Food is my life and my life sentence.
I love baking and cooking. I love cookery books, full of interesting flavours and combinations. I love cookery programmes and competitions which feed my passion for new ideas and flavours.
Food is my hobby. I love cooking for people: a simple dinner, a three course special occasion or a cake. Seeing that people are enjoying my food makes me immensely happy. A night in with family and friends and tasty food is bliss, as is a good meal out at a bistro or restaurant. Treats and a good film is heaven.
But, food is guilt, torture and comfort too.
I evaluate every meal, every mouthful hating myself for any over- indulgence. When I restrict my food to punish myself for my greed I am unhappy and long for something else.
When I am tired, I crave salty-savoury. When I am hormonal, I crave sweet. I’m tired a lot. I have PCOS so hormones are an issue too.
I use food to comfort and food to overwhelm my emotions: often stood at the kitchen counter, sense-blind to everything but my anxiety or stress trigger. And then I come to and feel the food in my mouth and see the half empty packet in my hand, heart thudding.
I have been overweight for 27 years. I have tried every diet I can get my hands on, many times. I have searched the Internet for answers so many times. Food, diets, calories consume so many of my thoughts.
Breakfast is rushed at my desk whilst reading emails or guiltily eyeing the door to my office in case someone walks in and sees me.
Lunch is often rushed too at my desk or self consciously eaten whilst on duty. Tea is made when I am exhausted, often too hungry and tired to care what it is and under pressure to feed three hungry children with my eye on the clock.
I believe that the first thing that people see is my weight. I believe that people treat my differently because of my weight. I think I am probably going to end up alone because of my weight and the way that it has destroyed any self-esteem that has been hard won by a small weight loss.

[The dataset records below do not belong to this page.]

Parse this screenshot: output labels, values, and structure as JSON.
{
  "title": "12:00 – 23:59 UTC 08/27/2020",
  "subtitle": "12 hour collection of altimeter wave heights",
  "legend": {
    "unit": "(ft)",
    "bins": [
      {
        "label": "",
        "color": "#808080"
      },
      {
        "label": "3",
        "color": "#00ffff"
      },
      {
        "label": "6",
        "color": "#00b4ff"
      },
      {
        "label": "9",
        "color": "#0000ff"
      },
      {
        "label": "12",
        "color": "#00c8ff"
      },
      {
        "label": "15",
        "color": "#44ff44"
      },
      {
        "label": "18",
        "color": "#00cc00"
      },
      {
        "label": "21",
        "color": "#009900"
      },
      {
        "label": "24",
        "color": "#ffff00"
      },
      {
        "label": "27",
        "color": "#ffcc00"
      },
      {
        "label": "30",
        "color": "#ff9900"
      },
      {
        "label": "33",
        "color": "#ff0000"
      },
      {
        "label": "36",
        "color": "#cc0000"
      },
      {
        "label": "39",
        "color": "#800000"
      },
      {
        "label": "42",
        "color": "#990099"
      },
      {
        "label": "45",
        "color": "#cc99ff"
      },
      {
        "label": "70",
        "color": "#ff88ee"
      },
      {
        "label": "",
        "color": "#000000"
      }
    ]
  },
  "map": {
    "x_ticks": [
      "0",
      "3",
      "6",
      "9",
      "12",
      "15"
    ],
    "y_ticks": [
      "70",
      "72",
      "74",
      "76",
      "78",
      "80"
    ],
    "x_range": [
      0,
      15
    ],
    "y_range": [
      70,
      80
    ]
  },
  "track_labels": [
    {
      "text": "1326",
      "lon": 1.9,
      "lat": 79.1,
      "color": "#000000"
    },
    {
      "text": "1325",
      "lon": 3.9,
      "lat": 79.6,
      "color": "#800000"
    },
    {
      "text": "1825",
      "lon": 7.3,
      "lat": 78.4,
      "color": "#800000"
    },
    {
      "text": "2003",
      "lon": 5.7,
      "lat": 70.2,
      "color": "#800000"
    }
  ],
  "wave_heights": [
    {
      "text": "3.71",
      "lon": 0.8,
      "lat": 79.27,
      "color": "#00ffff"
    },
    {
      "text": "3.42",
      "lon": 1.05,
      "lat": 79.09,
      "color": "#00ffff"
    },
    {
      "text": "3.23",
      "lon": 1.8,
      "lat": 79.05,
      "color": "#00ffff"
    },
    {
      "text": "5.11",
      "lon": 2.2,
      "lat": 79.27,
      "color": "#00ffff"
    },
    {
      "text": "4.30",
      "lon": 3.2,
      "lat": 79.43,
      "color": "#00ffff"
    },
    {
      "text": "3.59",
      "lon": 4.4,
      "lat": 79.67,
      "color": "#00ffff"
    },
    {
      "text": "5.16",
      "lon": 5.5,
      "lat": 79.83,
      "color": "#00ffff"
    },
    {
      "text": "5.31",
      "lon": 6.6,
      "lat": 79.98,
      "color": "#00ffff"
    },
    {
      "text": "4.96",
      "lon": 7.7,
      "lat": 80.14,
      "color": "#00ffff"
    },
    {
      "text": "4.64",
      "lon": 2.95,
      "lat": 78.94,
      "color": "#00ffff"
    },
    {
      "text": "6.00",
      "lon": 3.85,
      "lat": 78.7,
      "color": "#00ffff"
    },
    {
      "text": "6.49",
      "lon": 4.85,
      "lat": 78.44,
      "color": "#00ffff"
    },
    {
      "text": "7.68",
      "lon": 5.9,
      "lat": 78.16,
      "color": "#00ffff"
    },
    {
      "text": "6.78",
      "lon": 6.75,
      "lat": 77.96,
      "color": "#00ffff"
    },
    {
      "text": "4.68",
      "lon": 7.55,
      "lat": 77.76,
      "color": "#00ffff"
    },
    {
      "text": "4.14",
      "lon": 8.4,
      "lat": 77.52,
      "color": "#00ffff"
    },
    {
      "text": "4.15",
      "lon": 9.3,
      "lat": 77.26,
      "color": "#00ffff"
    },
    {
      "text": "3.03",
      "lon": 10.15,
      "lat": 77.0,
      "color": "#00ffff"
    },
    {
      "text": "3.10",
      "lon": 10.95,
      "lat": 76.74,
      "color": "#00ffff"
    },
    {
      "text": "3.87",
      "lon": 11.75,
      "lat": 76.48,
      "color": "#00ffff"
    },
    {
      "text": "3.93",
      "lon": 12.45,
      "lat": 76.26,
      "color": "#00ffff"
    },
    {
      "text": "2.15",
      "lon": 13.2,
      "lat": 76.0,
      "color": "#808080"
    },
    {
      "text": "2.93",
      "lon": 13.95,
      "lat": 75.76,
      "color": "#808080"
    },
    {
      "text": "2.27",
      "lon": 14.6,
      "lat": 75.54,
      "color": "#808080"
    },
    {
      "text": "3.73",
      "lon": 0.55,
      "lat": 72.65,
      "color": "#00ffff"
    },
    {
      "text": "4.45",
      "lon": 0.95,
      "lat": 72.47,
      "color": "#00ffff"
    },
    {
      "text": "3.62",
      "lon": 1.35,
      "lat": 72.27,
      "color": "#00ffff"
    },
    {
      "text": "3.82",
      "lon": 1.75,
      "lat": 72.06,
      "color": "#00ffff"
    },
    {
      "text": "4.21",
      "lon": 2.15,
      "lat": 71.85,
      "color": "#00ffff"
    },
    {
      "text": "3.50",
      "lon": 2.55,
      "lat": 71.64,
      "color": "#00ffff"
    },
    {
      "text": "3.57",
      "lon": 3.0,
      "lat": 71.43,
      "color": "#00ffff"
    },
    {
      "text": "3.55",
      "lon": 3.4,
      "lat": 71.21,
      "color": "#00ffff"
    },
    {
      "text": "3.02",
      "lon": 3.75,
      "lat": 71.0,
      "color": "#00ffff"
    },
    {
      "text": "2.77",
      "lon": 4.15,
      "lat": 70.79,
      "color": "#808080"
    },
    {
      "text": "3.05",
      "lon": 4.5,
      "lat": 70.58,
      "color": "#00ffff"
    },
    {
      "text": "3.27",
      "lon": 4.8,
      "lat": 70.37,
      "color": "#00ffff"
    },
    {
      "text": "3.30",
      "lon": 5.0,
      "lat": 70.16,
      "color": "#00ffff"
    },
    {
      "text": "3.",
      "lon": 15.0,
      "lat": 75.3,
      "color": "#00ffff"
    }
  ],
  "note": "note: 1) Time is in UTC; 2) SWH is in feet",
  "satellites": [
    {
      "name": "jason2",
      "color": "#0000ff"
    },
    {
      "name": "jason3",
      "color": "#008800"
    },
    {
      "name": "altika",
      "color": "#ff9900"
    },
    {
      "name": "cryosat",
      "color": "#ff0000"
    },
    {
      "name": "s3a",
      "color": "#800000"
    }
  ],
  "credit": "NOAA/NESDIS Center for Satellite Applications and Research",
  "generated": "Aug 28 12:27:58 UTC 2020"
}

Despite the many, many contradictions in the Diet World, I know I need to eat less to lose weight. I have a fair idea how to eat healthily. I love vegetables and fruit. I love variety. I have successfully lost weight but never enough and it always goes back on after a few years. I hate my body, I hate my greed and my dependence on food.
The scales has ultimate power over me. If I don’t weigh, I eat too much. When I lose weight, I celebrate or treat myself with food often subconsciously but not always. When I put weight on I punish myself by giving up or comfort myself by eating.
Twenty seven years of failure is enough to make you believe that you are never going to succeed. Small successes pale into insignificance compared to the huge amount I need to lose. Goals are never reached, motivation is depressing.
Food is not greed, to me. Food is my poison, my comfort and my cure.
Food is my life. My hobby, my happiness, my habit; my comfort, my culture. Losing weight is not about eating less but about changing my life, changing 37 years of bad habits and traditions.
I don’t know where to start anymore.